Actual adaptations of A Christmas Carol include plays, operas, and at least 30 film and TV productions. Those who have played Scrooge, or some variation of him, include: George C. Scott, Albert Finney, Bill Murray, Rich Little, Simon Cowell, Vanessa Williams, Fred Flintstone, Mr. Magoo, Yosemite Sam—and of course Alastair Sim, whose 1951 black-and-white TV movie remains the definitive version. Scrooge’s time-travel rite of redemption has also served as a template for countless Hollywood fables, from It’s a Wonderful Life to the Back to the Future trilogy—whose director, Robert Zemeckis, made Disney’s new Christmas Carol.
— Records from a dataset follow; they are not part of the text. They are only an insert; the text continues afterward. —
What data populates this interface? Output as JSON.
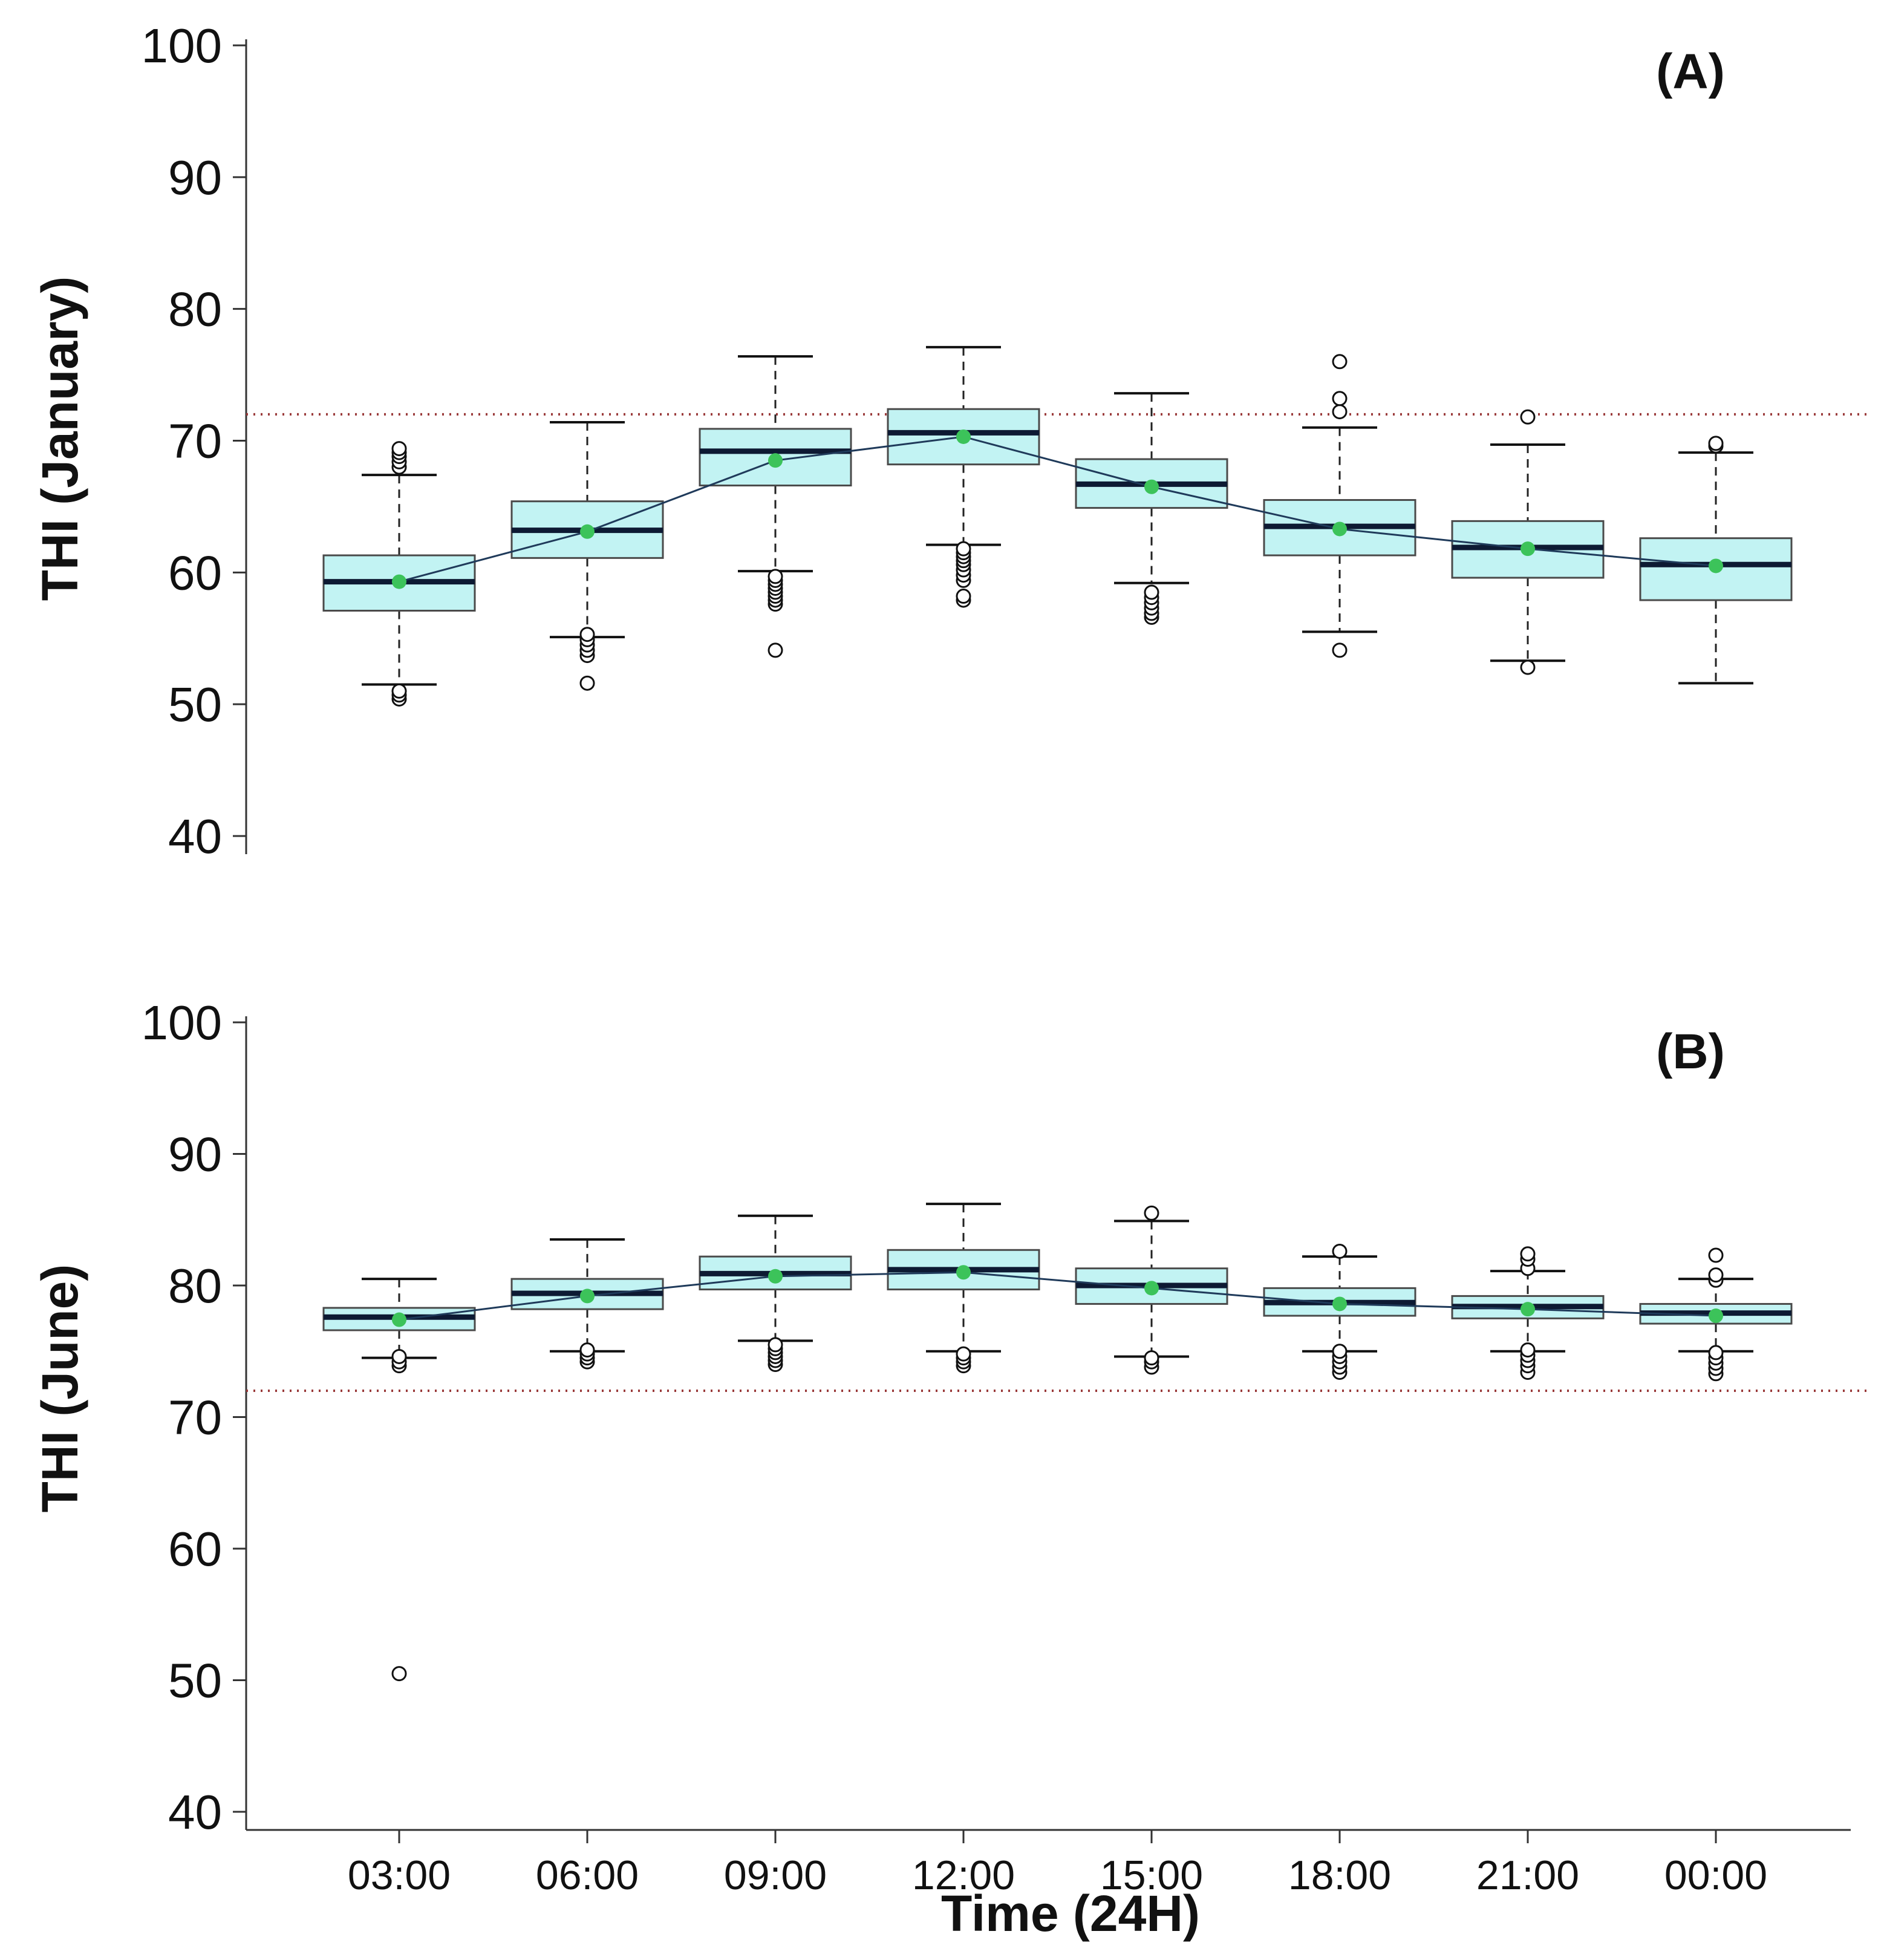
{
  "figure": {
    "xlabel": "Time (24H)"
  },
  "colors": {
    "box_fill": "#c2f3f3",
    "box_edge": "#4a4a4a",
    "median": "#0d1a33",
    "mean_point": "#3cc35a",
    "mean_line": "#1f3a5a",
    "threshold": "#9a3a3a",
    "axis": "#333333",
    "text": "#111111"
  },
  "chart_data": [
    {
      "type": "boxplot",
      "panel_label": "(A)",
      "ylabel": "THI (January)",
      "ylim": [
        40,
        100
      ],
      "yticks": [
        "40",
        "50",
        "60",
        "70",
        "80",
        "90",
        "100"
      ],
      "categories": [
        "03:00",
        "06:00",
        "09:00",
        "12:00",
        "15:00",
        "18:00",
        "21:00",
        "00:00"
      ],
      "show_x_axis": false,
      "threshold": 72,
      "boxes": [
        {
          "whisker_low": 51.5,
          "q1": 57.1,
          "median": 59.3,
          "q3": 61.3,
          "whisker_high": 67.4,
          "mean": 59.3,
          "outliers": [
            50.4,
            50.7,
            51.0,
            68.0,
            68.4,
            68.8,
            69.1,
            69.4
          ]
        },
        {
          "whisker_low": 55.1,
          "q1": 61.1,
          "median": 63.2,
          "q3": 65.4,
          "whisker_high": 71.4,
          "mean": 63.1,
          "outliers": [
            51.6,
            53.7,
            54.1,
            54.5,
            54.9,
            55.3
          ]
        },
        {
          "whisker_low": 60.1,
          "q1": 66.6,
          "median": 69.2,
          "q3": 70.9,
          "whisker_high": 76.4,
          "mean": 68.5,
          "outliers": [
            54.1,
            57.6,
            57.9,
            58.2,
            58.5,
            58.8,
            59.1,
            59.4,
            59.7
          ]
        },
        {
          "whisker_low": 62.1,
          "q1": 68.2,
          "median": 70.6,
          "q3": 72.4,
          "whisker_high": 77.1,
          "mean": 70.3,
          "outliers": [
            57.9,
            58.2,
            59.4,
            59.8,
            60.2,
            60.6,
            60.9,
            61.2,
            61.5,
            61.8
          ]
        },
        {
          "whisker_low": 59.2,
          "q1": 64.9,
          "median": 66.7,
          "q3": 68.6,
          "whisker_high": 73.6,
          "mean": 66.5,
          "outliers": [
            56.6,
            56.9,
            57.3,
            57.7,
            58.1,
            58.5
          ]
        },
        {
          "whisker_low": 55.5,
          "q1": 61.3,
          "median": 63.5,
          "q3": 65.5,
          "whisker_high": 71.0,
          "mean": 63.3,
          "outliers": [
            54.1,
            72.2,
            73.2,
            76.0
          ]
        },
        {
          "whisker_low": 53.3,
          "q1": 59.6,
          "median": 61.9,
          "q3": 63.9,
          "whisker_high": 69.7,
          "mean": 61.8,
          "outliers": [
            52.8,
            71.8
          ]
        },
        {
          "whisker_low": 51.6,
          "q1": 57.9,
          "median": 60.6,
          "q3": 62.6,
          "whisker_high": 69.1,
          "mean": 60.5,
          "outliers": [
            69.6,
            69.8
          ]
        }
      ]
    },
    {
      "type": "boxplot",
      "panel_label": "(B)",
      "ylabel": "THI (June)",
      "ylim": [
        40,
        100
      ],
      "yticks": [
        "40",
        "50",
        "60",
        "70",
        "80",
        "90",
        "100"
      ],
      "categories": [
        "03:00",
        "06:00",
        "09:00",
        "12:00",
        "15:00",
        "18:00",
        "21:00",
        "00:00"
      ],
      "show_x_axis": true,
      "threshold": 72,
      "boxes": [
        {
          "whisker_low": 74.5,
          "q1": 76.6,
          "median": 77.6,
          "q3": 78.3,
          "whisker_high": 80.5,
          "mean": 77.4,
          "outliers": [
            50.5,
            73.9,
            74.2,
            74.6
          ]
        },
        {
          "whisker_low": 75.0,
          "q1": 78.2,
          "median": 79.4,
          "q3": 80.5,
          "whisker_high": 83.5,
          "mean": 79.2,
          "outliers": [
            74.2,
            74.5,
            74.8,
            75.1
          ]
        },
        {
          "whisker_low": 75.8,
          "q1": 79.7,
          "median": 80.9,
          "q3": 82.2,
          "whisker_high": 85.3,
          "mean": 80.7,
          "outliers": [
            74.0,
            74.3,
            74.6,
            74.9,
            75.2,
            75.5
          ]
        },
        {
          "whisker_low": 75.0,
          "q1": 79.7,
          "median": 81.2,
          "q3": 82.7,
          "whisker_high": 86.2,
          "mean": 81.0,
          "outliers": [
            73.9,
            74.2,
            74.5,
            74.8
          ]
        },
        {
          "whisker_low": 74.6,
          "q1": 78.6,
          "median": 80.0,
          "q3": 81.3,
          "whisker_high": 84.9,
          "mean": 79.8,
          "outliers": [
            73.8,
            74.2,
            74.5,
            85.5
          ]
        },
        {
          "whisker_low": 75.0,
          "q1": 77.7,
          "median": 78.7,
          "q3": 79.8,
          "whisker_high": 82.2,
          "mean": 78.6,
          "outliers": [
            73.4,
            73.8,
            74.2,
            74.6,
            75.0,
            82.6
          ]
        },
        {
          "whisker_low": 75.0,
          "q1": 77.5,
          "median": 78.4,
          "q3": 79.2,
          "whisker_high": 81.1,
          "mean": 78.2,
          "outliers": [
            73.4,
            73.9,
            74.3,
            74.7,
            75.1,
            81.3,
            82.0,
            82.4
          ]
        },
        {
          "whisker_low": 75.0,
          "q1": 77.1,
          "median": 77.9,
          "q3": 78.6,
          "whisker_high": 80.5,
          "mean": 77.7,
          "outliers": [
            73.3,
            73.7,
            74.1,
            74.5,
            74.9,
            80.4,
            80.8,
            82.3
          ]
        }
      ]
    }
  ]
}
There was some controversy when the Alistair Sim version was colourized for rebroadcast in in 1971. But that’s nothing compared to the voodoo performed on Dickens by Zemeckis. As with Polar Express and Beowulf, he employs the so-called motion-capture technology, which I prefer to call emotion-snatcher technology: the actors are wired with elaborate sensors so their performances can be transformed into computer-animated avatars. We end up with characters who are neither fish nor fowl, zombie-like humanoids incapable of expressing real feeling, although Carrey’s manic smirk keeps finding its way through his digital disguises.
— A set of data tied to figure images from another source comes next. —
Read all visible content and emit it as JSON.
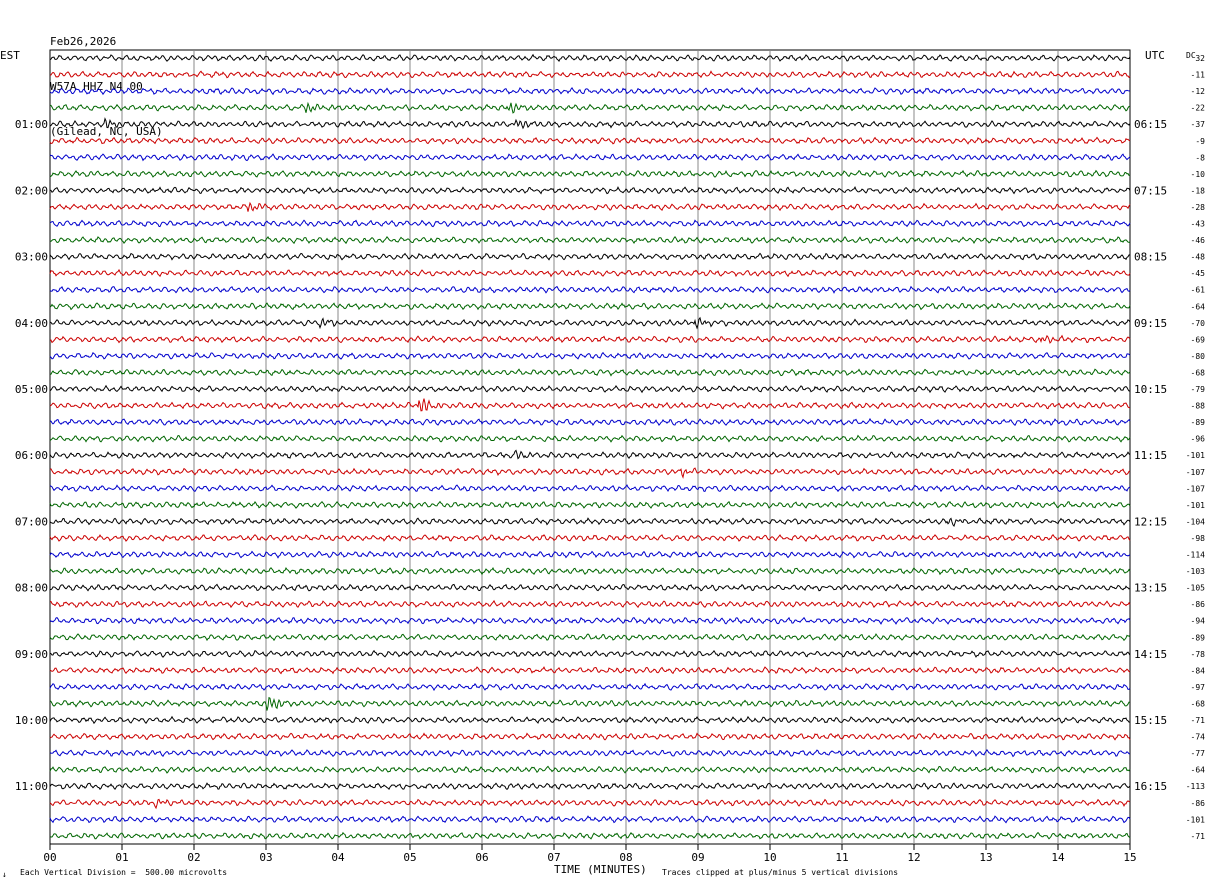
{
  "header": {
    "date": "Feb26,2026",
    "station": "W57A HHZ N4 00",
    "location": "(Gilead, NC, USA)"
  },
  "left_tz": "EST",
  "right_tz": "UTC",
  "dc_label": "DC",
  "footer": {
    "left_mark": "↓",
    "division": "Each Vertical Division =  500.00 microvolts",
    "clipping": "Traces clipped at plus/minus 5 vertical divisions"
  },
  "colors": {
    "traces": [
      "#000000",
      "#cc0000",
      "#0000cc",
      "#006600"
    ],
    "grid": "#888888"
  },
  "chart_data": {
    "type": "line",
    "title": "",
    "xlabel": "TIME (MINUTES)",
    "xlim": [
      0,
      15
    ],
    "x_ticks": [
      "00",
      "01",
      "02",
      "03",
      "04",
      "05",
      "06",
      "07",
      "08",
      "09",
      "10",
      "11",
      "12",
      "13",
      "14",
      "15"
    ],
    "rows": 48,
    "row_minutes": 15,
    "left_hour_labels": [
      "01:00",
      "02:00",
      "03:00",
      "04:00",
      "05:00",
      "06:00",
      "07:00",
      "08:00",
      "09:00",
      "10:00",
      "11:00"
    ],
    "right_hour_labels": [
      "06:15",
      "07:15",
      "08:15",
      "09:15",
      "10:15",
      "11:15",
      "12:15",
      "13:15",
      "14:15",
      "15:15",
      "16:15"
    ],
    "dc_offsets": [
      32,
      -11,
      -12,
      -22,
      -37,
      -9,
      -8,
      -10,
      -18,
      -28,
      -43,
      -46,
      -48,
      -45,
      -61,
      -64,
      -70,
      -69,
      -80,
      -68,
      -79,
      -88,
      -89,
      -96,
      -101,
      -107,
      -107,
      -101,
      -104,
      -98,
      -114,
      -103,
      -105,
      -86,
      -94,
      -89,
      -78,
      -84,
      -97,
      -68,
      -71,
      -74,
      -77,
      -64,
      -113,
      -86,
      -101,
      -71
    ],
    "events": [
      {
        "row": 3,
        "minute": 3.6,
        "amp": 4
      },
      {
        "row": 3,
        "minute": 6.4,
        "amp": 5
      },
      {
        "row": 4,
        "minute": 0.8,
        "amp": 4
      },
      {
        "row": 4,
        "minute": 6.5,
        "amp": 4
      },
      {
        "row": 9,
        "minute": 2.8,
        "amp": 4
      },
      {
        "row": 16,
        "minute": 3.8,
        "amp": 3
      },
      {
        "row": 16,
        "minute": 9.0,
        "amp": 4
      },
      {
        "row": 17,
        "minute": 13.8,
        "amp": 3
      },
      {
        "row": 21,
        "minute": 5.15,
        "amp": 7
      },
      {
        "row": 24,
        "minute": 6.5,
        "amp": 3
      },
      {
        "row": 25,
        "minute": 8.8,
        "amp": 3
      },
      {
        "row": 28,
        "minute": 12.5,
        "amp": 3
      },
      {
        "row": 39,
        "minute": 3.05,
        "amp": 7
      },
      {
        "row": 45,
        "minute": 1.5,
        "amp": 3
      }
    ]
  }
}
Zemeckis remains largely faithful to the Dickens text, which he fetishizes with shots of the original book. But he kicks off the story with a grabby embellishment—a macabre flashback of Scrooge snatching the coins covering the eyes of Marley’s corpse. That sets the tone for reconfiguring A Christmas Carol as a soulless mix of horror and action, plundering pop culture with the blithe abandon of Forrest Gump (another Zemeckis opus). As Scrooge takes flight, there’s a nod to Peter Pan, then to E.T. as his silhouette sails by the full moon. And with the Ghost of Christmas Yet to Come, he’s inexplicably shrunk, like a refugee from Ratatouille. In the end, the only emotion generated is anger—that this is how a whole generation of kids will get their first taste of A Christmas Carol.